By contrast, a theatre company—especially an amateur one where no one is being paid—is radically inclusive in practice, not just in words. The only requirement is that you show up, give of yourself, and respect the people around you. In that space, you are judged not by doctrine or dogma, but by the way you collaborate, how you listen, how you support the story and the team.
In theatre, everyone has a role—on stage, backstage, in the lighting box, in the costume room. No role is “holier” than another, no one is elevated on a pulpit while others remain silent in the pews. A stage manager has as much value as a lead actor; a volunteer painting flats can transform a story as much as the person delivering the monologue. That sense of equality is something churches rarely achieve, despite preaching it.
And here’s the most controversial truth: theatre delivers what churches only promise.
Churches claim to build community, but many dissolve into cliques and judgment; theatre relies on true interdependence, because if one person drops the ball, the show falls apart.
Churches tell stories that are meant to guide and inspire, but theatre tells stories that reflect the raw, complicated, unpolished truth of human life.
Churches speak of unconditional love, but theatre actually practices it—because no show survives without people picking one another up, covering for mistakes, and forgiving missed notes or forgotten lines.
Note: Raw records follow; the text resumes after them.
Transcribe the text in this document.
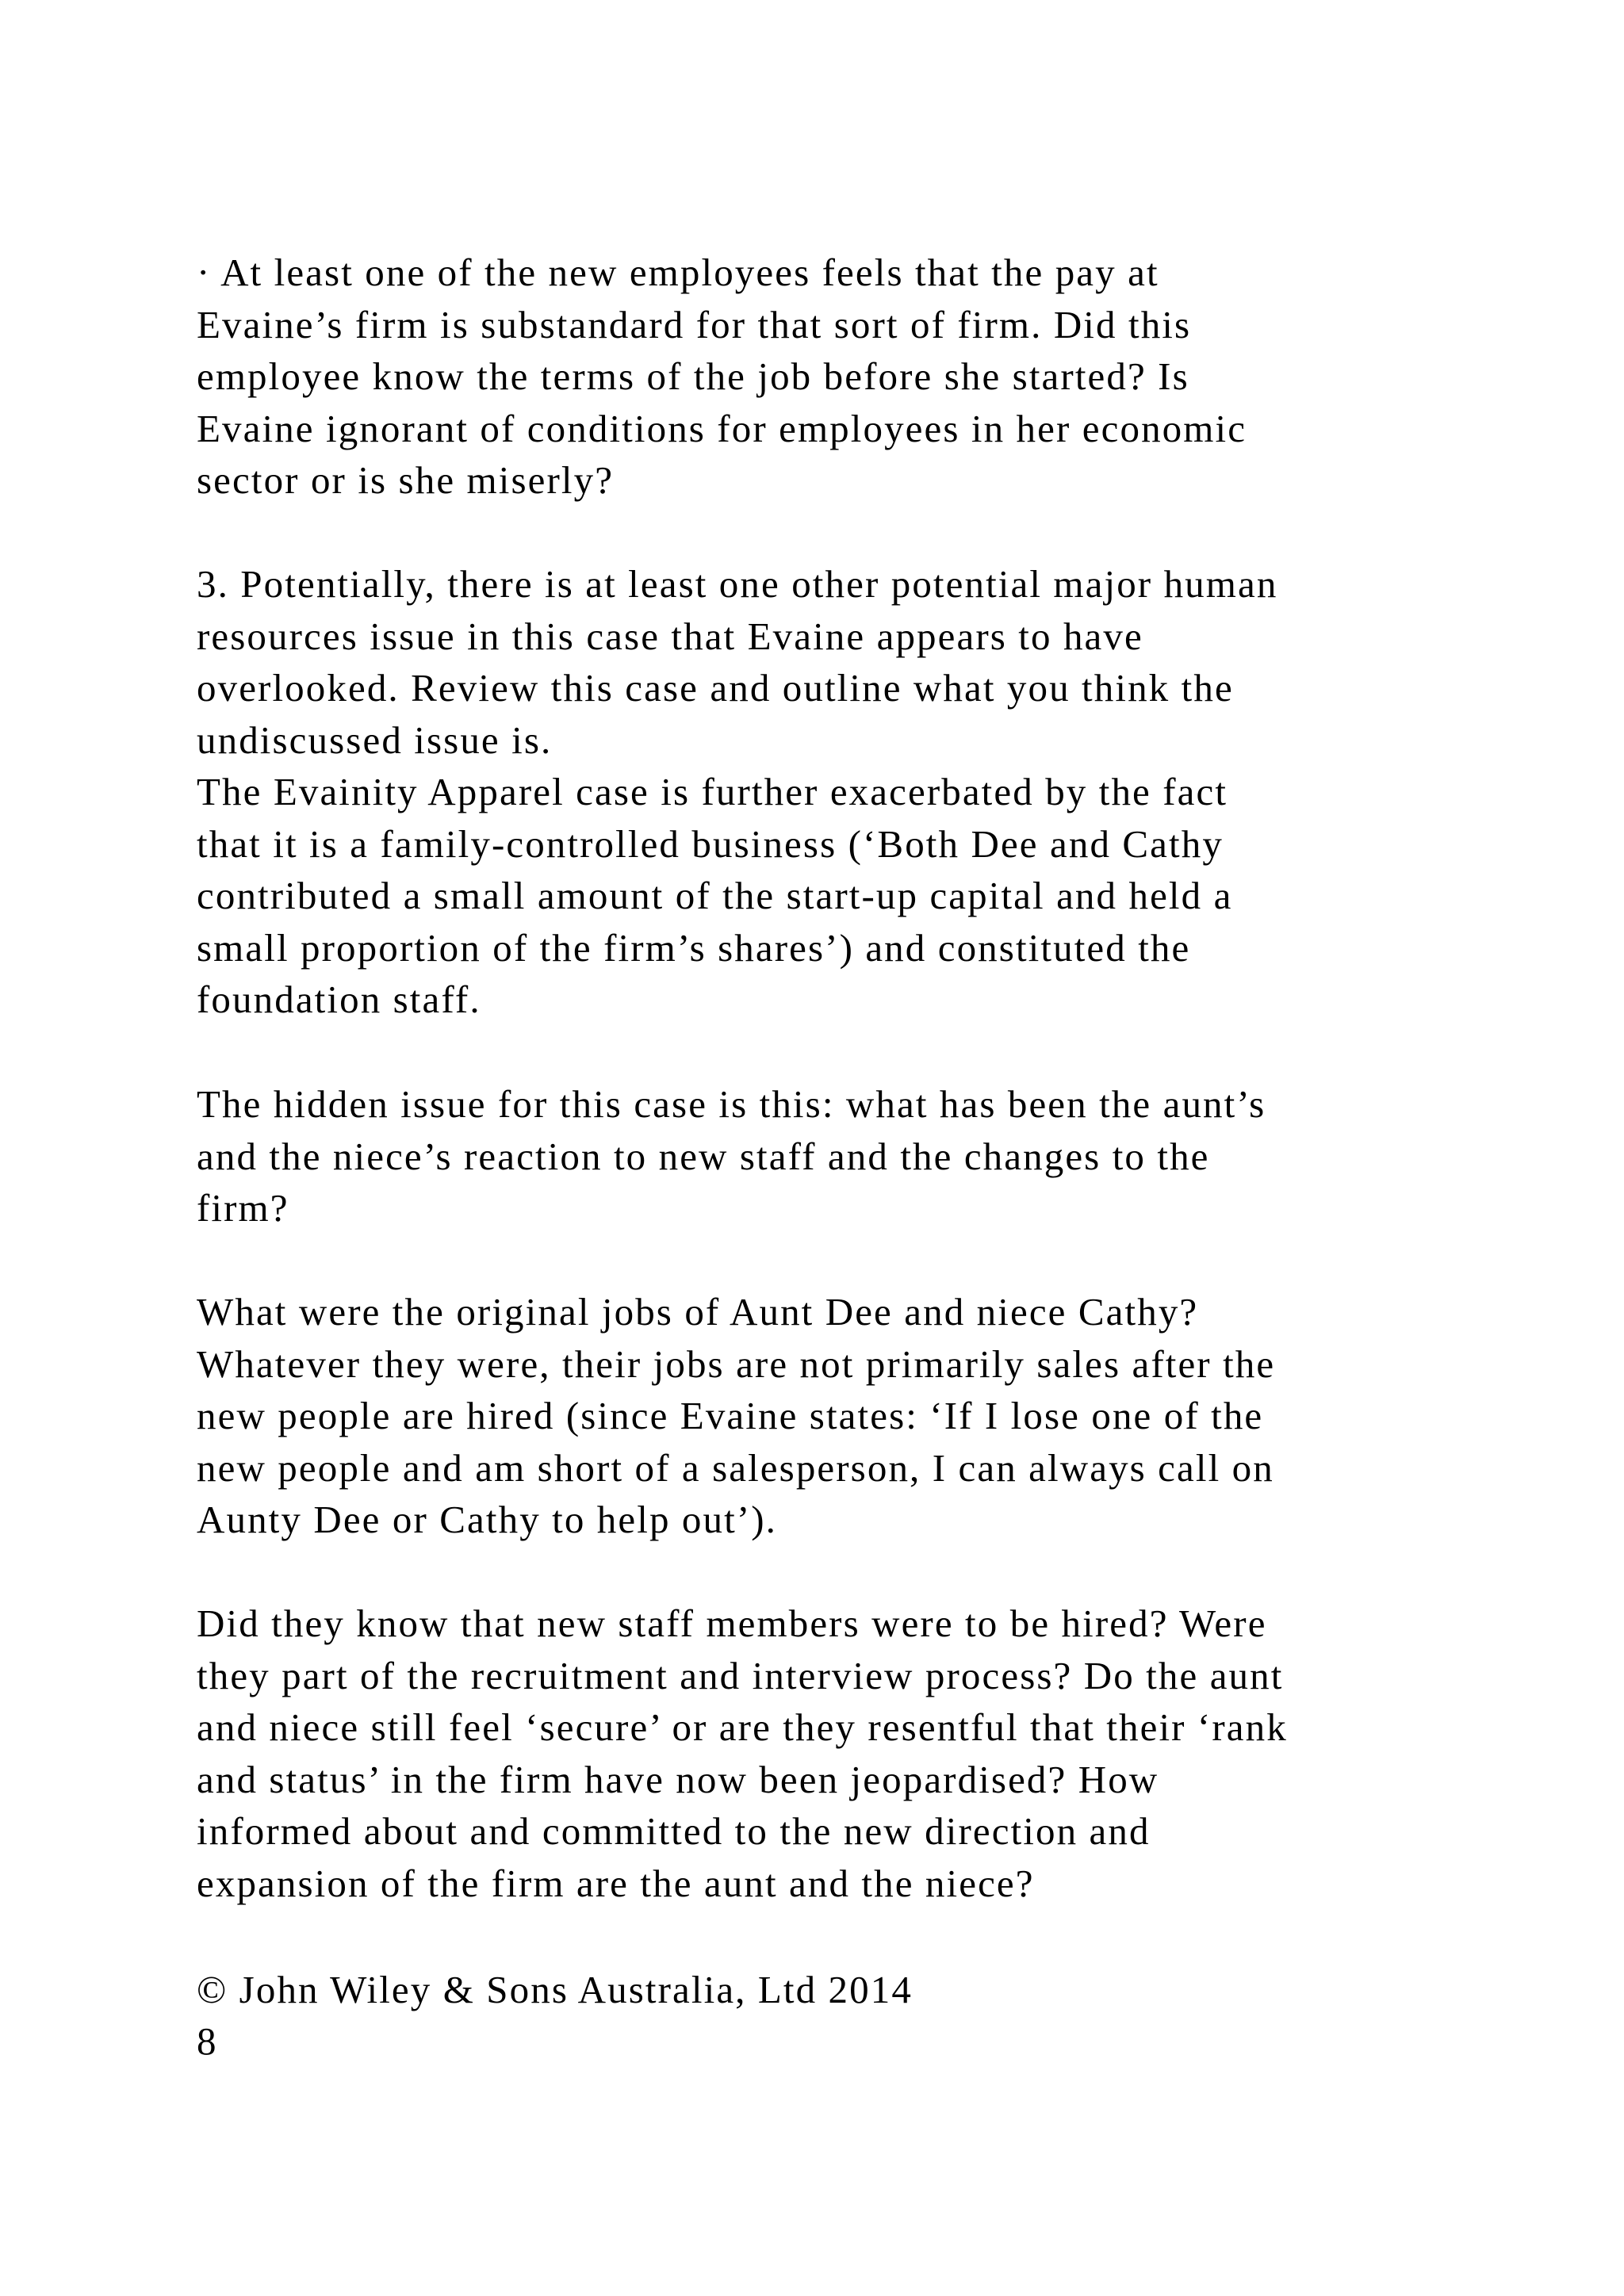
· At least one of the new employees feels that the pay at
Evaine’s firm is substandard for that sort of firm. Did this
employee know the terms of the job before she started? Is
Evaine ignorant of conditions for employees in her economic
sector or is she miserly?
3. Potentially, there is at least one other potential major human
resources issue in this case that Evaine appears to have
overlooked. Review this case and outline what you think the
undiscussed issue is.
The Evainity Apparel case is further exacerbated by the fact
that it is a family-controlled business (‘Both Dee and Cathy
contributed a small amount of the start-up capital and held a
small proportion of the firm’s shares’) and constituted the
foundation staff.
The hidden issue for this case is this: what has been the aunt’s
and the niece’s reaction to new staff and the changes to the
firm?
What were the original jobs of Aunt Dee and niece Cathy?
Whatever they were, their jobs are not primarily sales after the
new people are hired (since Evaine states: ‘If I lose one of the
new people and am short of a salesperson, I can always call on
Aunty Dee or Cathy to help out’).
Did they know that new staff members were to be hired? Were
they part of the recruitment and interview process? Do the aunt
and niece still feel ‘secure’ or are they resentful that their ‘rank
and status’ in the firm have now been jeopardised? How
informed about and committed to the new direction and
expansion of the firm are the aunt and the niece?
© John Wiley & Sons Australia, Ltd 2014
8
Some may argue that theatre is “just entertainment,” while the church is about eternal truth. But if eternal truth doesn’t translate into real, lived compassion, then it is nothing but empty words. Theatre doesn’t claim to save souls—but it often saves lives. For people who feel rejected by religious institutions, a cast or crew becomes family, and the rehearsal room becomes a sanctuary.
Perhaps it’s time to admit that a theatre community, with all its flaws and imperfections, can embody the ideals of The Church more fully than many churches ever do. Maybe the sacred is not confined to sermons and sacraments, but found in the sweat, laughter, and tears of people working together to bring a story to life.
And that idea—that the truest “church” may exist not under a cross, but under stage lights—is exactly the kind of conversation that religious institutions don’t want to have.